On Sat, Feb 9, 2019 at 2:35 AM Lars Kruse notifications@github.com wrote:

@bi3lik https://github.com/bi3lik: thank you for solving that weird mystery!

And now we need to know how to work around this. The PrivateTmp setting is a good thing for almost every situation, thus I do not think, we should remove it from munin-node.service. Do you see a way, how we can trick jstat into not using /tmp? This directory should really never be used for inter-process communication.

— You are receiving this because you authored the thread. Reply to this email directly, view it on GitHub https://github.com/munin-monitoring/munin/issues/979#issuecomment-462000711, or mute the thread https://github.com/notifications/unsubscribe-auth/Ac7wLdpsUsLhwo2MSt86TrQI_yD4ek9xks5vLiXngaJpZM4U_F7k .

sumpfralle commented 5 years ago

I replied to your question already in the github post but it looks like you didin't get a notification for that : #979

@Tamaradmin: I am not sure, that I understand what you are aiming at.
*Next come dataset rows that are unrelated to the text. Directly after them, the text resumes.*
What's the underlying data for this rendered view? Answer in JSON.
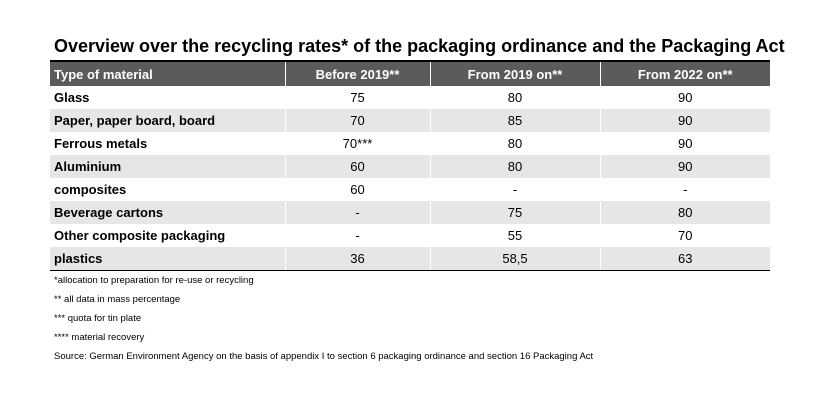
{
  "title": "Overview over the recycling rates* of the packaging ordinance and the Packaging Act",
  "table": {
    "headers": [
      "Type of material",
      "Before 2019**",
      "From 2019 on**",
      "From 2022 on**"
    ],
    "rows": [
      [
        "Glass",
        "75",
        "80",
        "90"
      ],
      [
        "Paper, paper board, board",
        "70",
        "85",
        "90"
      ],
      [
        "Ferrous metals",
        "70***",
        "80",
        "90"
      ],
      [
        "Aluminium",
        "60",
        "80",
        "90"
      ],
      [
        "composites",
        "60",
        "-",
        "-"
      ],
      [
        "Beverage cartons",
        "-",
        "75",
        "80"
      ],
      [
        "Other composite packaging",
        "-",
        "55",
        "70"
      ],
      [
        "plastics",
        "36",
        "58,5",
        "63"
      ]
    ]
  },
  "notes": [
    "*allocation to preparation for re-use or recycling",
    "** all data in mass percentage",
    "*** quota for tin plate",
    "**** material recovery",
    "Source: German Environment Agency on the basis of appendix I to section 6 packaging ordinance and section 16 Packaging Act"
  ],
  "colors": {
    "header_bg": "#5b5b5b",
    "stripe_bg": "#e6e6e6"
  }
}
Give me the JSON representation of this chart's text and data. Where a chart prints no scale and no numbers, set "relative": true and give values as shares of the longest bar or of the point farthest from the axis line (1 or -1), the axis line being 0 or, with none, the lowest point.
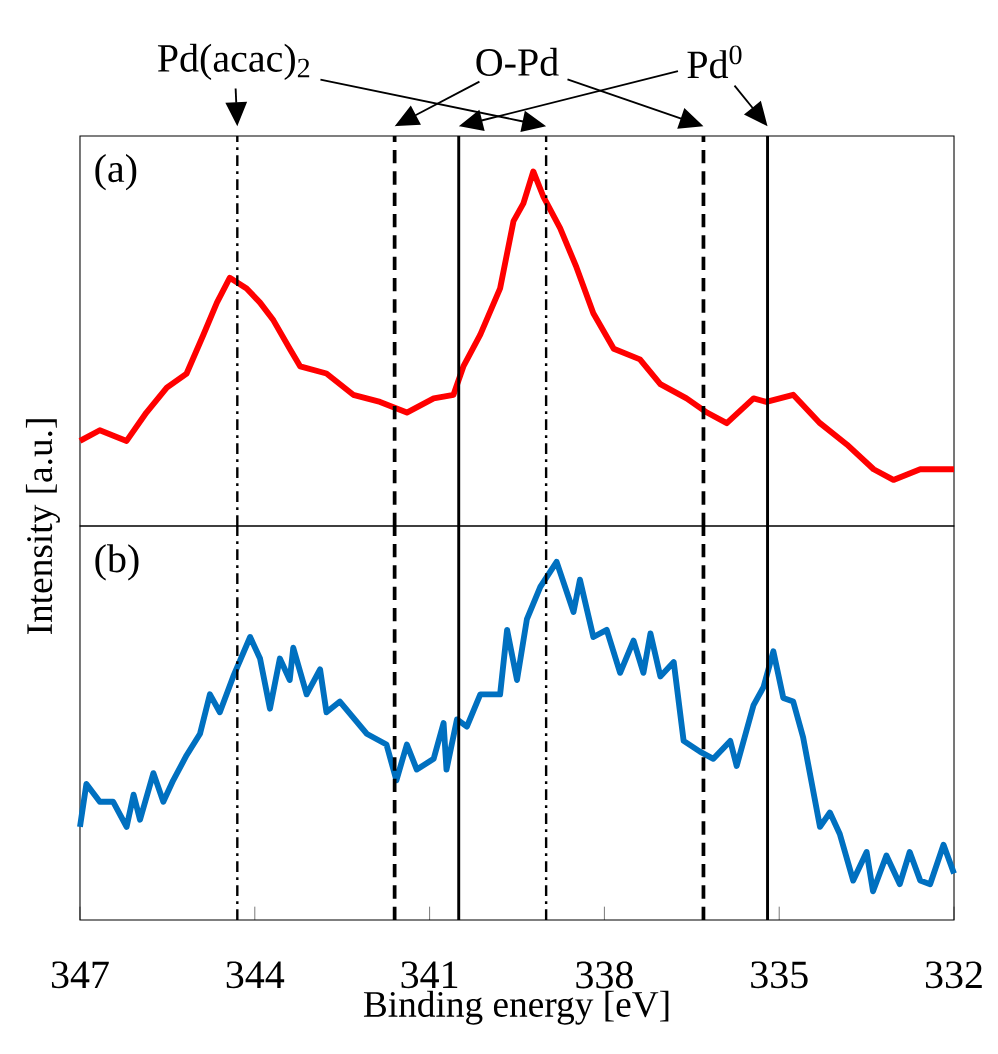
{
  "chart_data": [
    {
      "type": "line",
      "relative": true,
      "color": "#ff0000",
      "xlim": [
        347,
        332
      ],
      "tick_labels": false,
      "ylabel": "Intensity [a.u.]",
      "annotations": [
        "(a)"
      ],
      "x": [
        347.0,
        346.66,
        346.2,
        345.86,
        345.51,
        345.17,
        344.88,
        344.65,
        344.43,
        344.14,
        343.91,
        343.68,
        343.4,
        343.22,
        342.77,
        342.31,
        341.85,
        341.39,
        340.93,
        340.59,
        340.42,
        340.13,
        339.79,
        339.56,
        339.39,
        339.22,
        339.05,
        338.76,
        338.48,
        338.19,
        337.84,
        337.39,
        337.04,
        336.59,
        336.24,
        335.9,
        335.44,
        335.22,
        334.76,
        334.3,
        333.84,
        333.38,
        333.04,
        332.58,
        332.0
      ],
      "values": [
        0.24,
        0.27,
        0.24,
        0.32,
        0.39,
        0.43,
        0.54,
        0.63,
        0.7,
        0.67,
        0.63,
        0.58,
        0.5,
        0.45,
        0.43,
        0.37,
        0.35,
        0.32,
        0.36,
        0.37,
        0.45,
        0.54,
        0.67,
        0.86,
        0.91,
        1.0,
        0.93,
        0.84,
        0.73,
        0.6,
        0.5,
        0.47,
        0.4,
        0.36,
        0.32,
        0.29,
        0.36,
        0.35,
        0.37,
        0.29,
        0.23,
        0.16,
        0.13,
        0.16,
        0.16
      ],
      "ref_lines": [
        {
          "axis": "x",
          "value": 344.3,
          "line_style": "dashdot",
          "label": "Pd(acac)$_{2}$"
        },
        {
          "axis": "x",
          "value": 339.0,
          "line_style": "dashdot"
        },
        {
          "axis": "x",
          "value": 341.6,
          "line_style": "dashed",
          "label": "O-Pd"
        },
        {
          "axis": "x",
          "value": 336.3,
          "line_style": "dashed"
        },
        {
          "axis": "x",
          "value": 340.5,
          "line_style": "solid"
        },
        {
          "axis": "x",
          "value": 335.2,
          "line_style": "solid",
          "label": "Pd$^{0}$"
        }
      ]
    },
    {
      "type": "line",
      "relative": true,
      "color": "#0070c0",
      "xlim": [
        347,
        332
      ],
      "xticks": [
        347,
        344,
        341,
        338,
        335,
        332
      ],
      "tick_labels": "x",
      "xlabel": "Binding energy [eV]",
      "annotations": [
        "(b)"
      ],
      "x": [
        347.0,
        346.89,
        346.66,
        346.43,
        346.2,
        346.08,
        345.97,
        345.74,
        345.57,
        345.4,
        345.17,
        344.94,
        344.77,
        344.6,
        344.37,
        344.08,
        343.91,
        343.74,
        343.57,
        343.4,
        343.34,
        343.11,
        342.88,
        342.77,
        342.54,
        342.08,
        341.74,
        341.57,
        341.39,
        341.22,
        340.93,
        340.76,
        340.71,
        340.53,
        340.36,
        340.13,
        339.79,
        339.67,
        339.5,
        339.33,
        339.1,
        338.82,
        338.53,
        338.42,
        338.19,
        337.96,
        337.73,
        337.5,
        337.33,
        337.21,
        337.04,
        336.81,
        336.64,
        336.36,
        336.13,
        335.84,
        335.73,
        335.44,
        335.27,
        335.1,
        334.93,
        334.76,
        334.59,
        334.3,
        334.13,
        333.96,
        333.73,
        333.5,
        333.39,
        333.16,
        332.93,
        332.76,
        332.58,
        332.41,
        332.18,
        332.0
      ],
      "values": [
        0.26,
        0.38,
        0.33,
        0.33,
        0.26,
        0.35,
        0.28,
        0.41,
        0.33,
        0.39,
        0.46,
        0.52,
        0.63,
        0.58,
        0.68,
        0.79,
        0.73,
        0.59,
        0.73,
        0.67,
        0.76,
        0.63,
        0.7,
        0.58,
        0.61,
        0.52,
        0.49,
        0.39,
        0.49,
        0.42,
        0.45,
        0.55,
        0.42,
        0.56,
        0.54,
        0.63,
        0.63,
        0.81,
        0.67,
        0.84,
        0.93,
        1.0,
        0.86,
        0.95,
        0.79,
        0.81,
        0.69,
        0.78,
        0.69,
        0.8,
        0.68,
        0.72,
        0.5,
        0.47,
        0.45,
        0.5,
        0.43,
        0.6,
        0.65,
        0.75,
        0.62,
        0.61,
        0.51,
        0.26,
        0.3,
        0.24,
        0.11,
        0.19,
        0.08,
        0.18,
        0.1,
        0.19,
        0.11,
        0.1,
        0.21,
        0.13
      ],
      "ref_lines": [
        {
          "axis": "x",
          "value": 344.3,
          "line_style": "dashdot"
        },
        {
          "axis": "x",
          "value": 339.0,
          "line_style": "dashdot"
        },
        {
          "axis": "x",
          "value": 341.6,
          "line_style": "dashed"
        },
        {
          "axis": "x",
          "value": 336.3,
          "line_style": "dashed"
        },
        {
          "axis": "x",
          "value": 340.5,
          "line_style": "solid"
        },
        {
          "axis": "x",
          "value": 335.2,
          "line_style": "solid"
        }
      ]
    }
  ]
}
Could you please elaborate?

From my point of view we reached the conclusion that the PrivateTmp setting in munin-node.service causes the failure of the jstat plugin.

The good approach for solving this is by changing jstat's behavior: it should clearly not use /tmp for inter-process communication.

The second best approach is a manual override of the service settings, e.g.:

  1. run systemctl edit munin-node
  2. add the following lines to the file that just opened up in your favorite text editor:
    [Service]
    PrivateTmp=false
  3. run systemctl daemon-reload
  4. restart the munin-node service
miiichael commented 5 years ago

Having just encountered this issue myself (and was super confused by the "$PID not found" errors, because while munin-run worked, munin-node itself didn't)...

The choice to use /tmp isn't made by jstat, but rather by Java putting stuff (that jstat wants to use) in /tmp/hsperfdata_$USER/$PID, instead of somewhere sensible.

This was fixed in JDK-6938627 (albeit badly - see JDK-6944822) but unfixed in JDK-7009828 (on the sole basis that tools (eg. visualvm) were not updated to actually be told where to find hsperfdata. Go figure).

I therefore suspect this will be a bug that will annoy us until the end of time, and that if we want the jstat plugin to work, we will have to turn off munin-node's (and, if applicable, the Java application's) PrivateTmp so that munin-node sees the same /tmp that Java is using.

sumpfralle commented 3 years ago

Closing this issue, since Munin cannot do anything about the choice of temporary file storage used by the Java interpreter.

Please re-open, if you have an idea, how this could be fixed within Munin.